Through some very bootstrapped sales processes — in the early days, that involved mass-emailing decision-makers at large companies like Google and Amazon — TeleSign eventually landed some big clients. Many of those initial customers were in the financial services industry, among with other businesses and websites with an interest in tamping down fraud through TeleSign’s verification systems. After landing an initial roster of clients, then came one of the startup’s first major challenges: Scaling the technology itself.  

“One of our clients started pushing, I don’t know, 10 times, if not 50 times, more transactions than we had been doing before we brought them on,” she said. “It took us and our vendors just straight offline. So we had to spend a lot of time figuring out how to deal with that. So that was the first part that was really, really hard — but once we figured it out, it made our system really strong and reliable.”

One that hurdle was cleared, it was time to start scaling the business itself. Stubblefield and her co-founders spun up a management team, a staff of programmers and an operations playbook, which included a seasoned CEO that enabled Stubblfield herself to focus on product strategy. Like many other founders, she and the founding team continued to wear numerous hats. Together, they ensured that the startup’s culture remained intact as the company grew and thrived. And that meant a special focus on hiring in training in those days, Stubblefield said. 

“We ended up interviewing almost everyone that was hired for the first 40 or 50 people. We also just trained, worked, and were constantly training people because you can’t really have a new person training a new person,” she said. “We also used to have what we would call Telecademy, which were these presentations we would do around once a week. It was about doing what worked within the company, whatever it happens to be. So, just a lot of time, and a hands-on approach.”  

Asked what advice she would give to her younger self — or any other founder working on their first startup — Stubbefield says it’s to listen to your instincts. While they may not be right or lead you to the best decision 100% of the time, founders learn from their failures, grow and iterate, she pointed out. 

“I would say we made almost every single possible mistake that you can make. We just happened to be good at correcting, once we realized that we made a mistake,” Stubblefield said.
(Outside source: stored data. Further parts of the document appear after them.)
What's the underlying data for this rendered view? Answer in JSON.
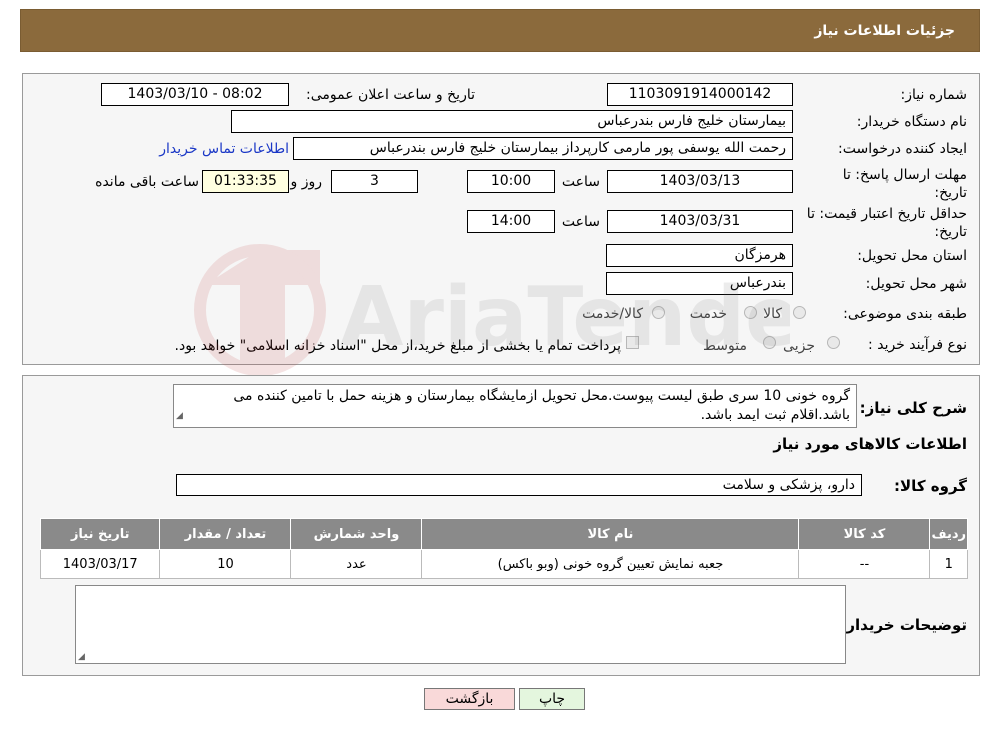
{
  "header": {
    "title": "جزئیات اطلاعات نیاز"
  },
  "form": {
    "need_number_label": "شماره نیاز:",
    "need_number": "1103091914000142",
    "announce_label": "تاریخ و ساعت اعلان عمومی:",
    "announce_value": "1403/03/10 - 08:02",
    "buyer_org_label": "نام دستگاه خریدار:",
    "buyer_org": "بیمارستان خلیج فارس بندرعباس",
    "creator_label": "ایجاد کننده درخواست:",
    "creator": "رحمت الله یوسفی پور مارمی کارپرداز بیمارستان خلیج فارس بندرعباس",
    "contact_link": "اطلاعات تماس خریدار",
    "deadline_label_1": "مهلت ارسال پاسخ: تا",
    "deadline_label_2": "تاریخ:",
    "deadline_date": "1403/03/13",
    "time_label": "ساعت",
    "deadline_time": "10:00",
    "days_value": "3",
    "days_label": "روز و",
    "remaining_time": "01:33:35",
    "remaining_label": "ساعت باقی مانده",
    "validity_label_1": "حداقل تاریخ اعتبار قیمت: تا",
    "validity_label_2": "تاریخ:",
    "validity_date": "1403/03/31",
    "validity_time": "14:00",
    "province_label": "استان محل تحویل:",
    "province": "هرمزگان",
    "city_label": "شهر محل تحویل:",
    "city": "بندرعباس",
    "category_label": "طبقه بندی موضوعی:",
    "category_options": [
      "کالا",
      "خدمت",
      "کالا/خدمت"
    ],
    "purchase_type_label": "نوع فرآیند خرید :",
    "purchase_options": [
      "جزیی",
      "متوسط"
    ],
    "purchase_note": "پرداخت تمام یا بخشی از مبلغ خرید،از محل \"اسناد خزانه اسلامی\" خواهد بود."
  },
  "description": {
    "label": "شرح کلی نیاز:",
    "text": "گروه خونی 10 سری طبق لیست پیوست.محل تحویل ازمایشگاه بیمارستان و هزینه حمل با تامین کننده می باشد.اقلام ثبت ایمد باشد.",
    "goods_info_title": "اطلاعات کالاهای مورد نیاز",
    "goods_group_label": "گروه کالا:",
    "goods_group": "دارو، پزشکی و سلامت"
  },
  "table": {
    "headers": [
      "ردیف",
      "کد کالا",
      "نام کالا",
      "واحد شمارش",
      "تعداد / مقدار",
      "تاریخ نیاز"
    ],
    "rows": [
      [
        "1",
        "--",
        "جعبه نمایش تعیین گروه خونی (وبو باکس)",
        "عدد",
        "10",
        "1403/03/17"
      ]
    ]
  },
  "buyer_notes_label": "توضیحات خریدار:",
  "buttons": {
    "print": "چاپ",
    "back": "بازگشت"
  },
  "watermark": {
    "text": "AriaTender.neT"
  },
  "colors": {
    "header_bg": "#8b6a3c",
    "link": "#1a37c6",
    "table_header_bg": "#8a8a8a",
    "back_button_bg": "#f9d9d9",
    "print_button_bg": "#e4f6de"
  }
}
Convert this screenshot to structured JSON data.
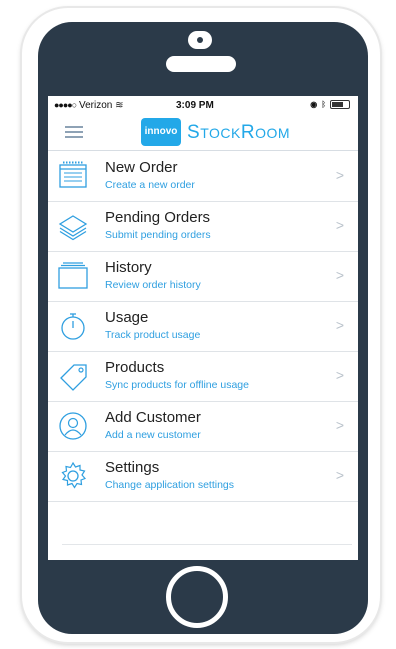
{
  "status_bar": {
    "carrier": "Verizon",
    "time": "3:09 PM"
  },
  "header": {
    "logo_text": "innovo",
    "app_name_first": "S",
    "app_name_rest_1": "TOCK",
    "app_name_second": "R",
    "app_name_rest_2": "OOM"
  },
  "menu": {
    "items": [
      {
        "label": "New Order",
        "sub": "Create a new order",
        "icon": "order-form-icon"
      },
      {
        "label": "Pending Orders",
        "sub": "Submit pending orders",
        "icon": "stack-icon"
      },
      {
        "label": "History",
        "sub": "Review order history",
        "icon": "folder-icon"
      },
      {
        "label": "Usage",
        "sub": "Track product usage",
        "icon": "stopwatch-icon"
      },
      {
        "label": "Products",
        "sub": "Sync products for offline usage",
        "icon": "tag-icon"
      },
      {
        "label": "Add Customer",
        "sub": "Add a new customer",
        "icon": "user-icon"
      },
      {
        "label": "Settings",
        "sub": "Change application settings",
        "icon": "gear-icon"
      }
    ],
    "chevron": ">"
  },
  "colors": {
    "accent": "#23a8e8",
    "phone_body": "#2b3a49"
  }
}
With each misstep came an opportunity to refine the process and better understand what works, and what doesn’t. 

What’s more, she added, there are many facets to running a business that boil down to plain old common sense rather than a specific knowledge base or domain expertise. And founders would be wise to stay attuned to that, while also recognizing the areas where they need help. 
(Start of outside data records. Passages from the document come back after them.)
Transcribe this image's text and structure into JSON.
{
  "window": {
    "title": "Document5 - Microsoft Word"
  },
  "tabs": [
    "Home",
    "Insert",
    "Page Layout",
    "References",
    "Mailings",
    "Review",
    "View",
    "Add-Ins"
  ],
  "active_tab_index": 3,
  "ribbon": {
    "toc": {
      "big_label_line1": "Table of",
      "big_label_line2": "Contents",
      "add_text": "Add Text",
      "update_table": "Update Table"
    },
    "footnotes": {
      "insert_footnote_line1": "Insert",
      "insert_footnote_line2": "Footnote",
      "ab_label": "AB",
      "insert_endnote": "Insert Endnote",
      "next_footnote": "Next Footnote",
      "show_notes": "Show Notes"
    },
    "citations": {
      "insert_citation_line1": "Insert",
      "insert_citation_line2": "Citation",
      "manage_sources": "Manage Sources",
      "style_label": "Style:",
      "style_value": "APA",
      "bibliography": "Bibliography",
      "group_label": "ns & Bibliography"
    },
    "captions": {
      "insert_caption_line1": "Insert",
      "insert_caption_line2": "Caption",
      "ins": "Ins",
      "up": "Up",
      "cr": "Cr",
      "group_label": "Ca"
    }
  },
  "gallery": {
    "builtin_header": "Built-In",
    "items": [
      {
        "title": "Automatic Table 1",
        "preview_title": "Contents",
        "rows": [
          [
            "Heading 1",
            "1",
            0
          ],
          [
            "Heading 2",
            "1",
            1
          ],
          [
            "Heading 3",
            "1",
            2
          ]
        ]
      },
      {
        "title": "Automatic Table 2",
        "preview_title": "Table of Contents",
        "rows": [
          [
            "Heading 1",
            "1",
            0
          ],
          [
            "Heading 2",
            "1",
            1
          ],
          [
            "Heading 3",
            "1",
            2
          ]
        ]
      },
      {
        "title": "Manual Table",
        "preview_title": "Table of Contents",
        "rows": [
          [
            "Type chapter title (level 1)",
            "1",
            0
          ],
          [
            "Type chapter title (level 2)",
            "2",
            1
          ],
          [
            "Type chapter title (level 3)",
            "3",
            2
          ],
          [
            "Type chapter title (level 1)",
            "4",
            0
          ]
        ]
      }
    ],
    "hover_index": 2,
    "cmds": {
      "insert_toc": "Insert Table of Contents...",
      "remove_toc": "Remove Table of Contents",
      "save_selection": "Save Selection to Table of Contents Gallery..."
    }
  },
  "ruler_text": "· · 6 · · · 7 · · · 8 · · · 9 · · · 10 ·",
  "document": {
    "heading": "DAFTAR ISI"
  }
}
“We always figured that there was someone else, somewhere else, that knew more than we did and could make better decisions. But looking back on that, I don’t think that that is the right way to think about it,” Stubblefield said. “Some things are helpful to have an expert — especially when it comes to things that involve, attorneys, contracts, things like that. But when it just comes to running a business in general, I think that a lot of it you can do without having done it before — and you can trust yourself to make a decision.”